OPINION OF THE COURT

PER CURIAM.

This appeal is taken by the Defendant from an order denying his motion for relief from default final judgment and to quash service of process.

A claim was filed against Defendant on August 19, 1982 and service of process was made personally upon Defendant on August 30, 1982. Default was entered on September 27, 1982 and final judgment entered on October 25, 1982.

*135On August 8, 1984 Defendant filed a sworn motion for relief from default final judgment and to quash service of process, alleging that at the time process was served on her, she was 15 years of age.

A hearing was held at which time the trial judge found he had jurisdiction and denied the motion.

We were not favored with a transcript of the hearing nor with the basis for the ruling by the trial judge.

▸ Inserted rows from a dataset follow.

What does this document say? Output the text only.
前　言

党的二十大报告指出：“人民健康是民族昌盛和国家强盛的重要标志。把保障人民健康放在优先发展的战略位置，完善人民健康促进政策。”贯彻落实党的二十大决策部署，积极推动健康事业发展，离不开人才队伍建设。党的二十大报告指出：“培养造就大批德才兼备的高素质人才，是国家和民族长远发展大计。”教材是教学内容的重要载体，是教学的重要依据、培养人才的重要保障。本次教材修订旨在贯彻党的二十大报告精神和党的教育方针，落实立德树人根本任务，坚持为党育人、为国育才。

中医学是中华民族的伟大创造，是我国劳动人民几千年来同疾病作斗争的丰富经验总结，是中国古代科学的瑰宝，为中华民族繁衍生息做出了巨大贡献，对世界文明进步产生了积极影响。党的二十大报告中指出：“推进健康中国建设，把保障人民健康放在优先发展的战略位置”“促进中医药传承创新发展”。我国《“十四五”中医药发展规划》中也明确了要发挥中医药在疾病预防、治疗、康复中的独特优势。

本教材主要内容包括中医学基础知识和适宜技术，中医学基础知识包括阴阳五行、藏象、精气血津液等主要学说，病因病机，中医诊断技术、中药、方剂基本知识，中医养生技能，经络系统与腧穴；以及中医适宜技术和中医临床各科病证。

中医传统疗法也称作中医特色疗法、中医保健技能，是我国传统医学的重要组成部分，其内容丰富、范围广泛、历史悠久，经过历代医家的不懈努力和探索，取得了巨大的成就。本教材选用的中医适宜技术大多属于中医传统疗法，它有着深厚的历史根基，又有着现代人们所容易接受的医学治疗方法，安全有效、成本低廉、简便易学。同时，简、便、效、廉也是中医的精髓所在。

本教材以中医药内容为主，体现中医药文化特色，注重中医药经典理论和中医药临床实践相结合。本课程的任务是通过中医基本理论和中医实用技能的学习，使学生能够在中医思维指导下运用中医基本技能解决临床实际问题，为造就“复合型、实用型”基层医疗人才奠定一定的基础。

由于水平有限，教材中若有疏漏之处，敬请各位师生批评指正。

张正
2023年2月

If in fact Defendant was an unemancipated minor at the time of service, then service was void and the Court lacked jurisdiction. F.S. 48.041(1); Davie v. Calton, 453 So.2d 185 (Fla. 3rd DCA 1984); Williams v. Richardson, 432 So.2d 58 (Fla. 3rd DCA 1983).

However, if the minor was in fact emancipated at the time service was made, the Court did in fact have jurisdiction.1

Accordingly, this matter is remanded to the trial court with instructions to hold an evidentiary hearing to determine the minor’s status at the time of original service.

The second point raised on appeal by Defendant lacks any merit.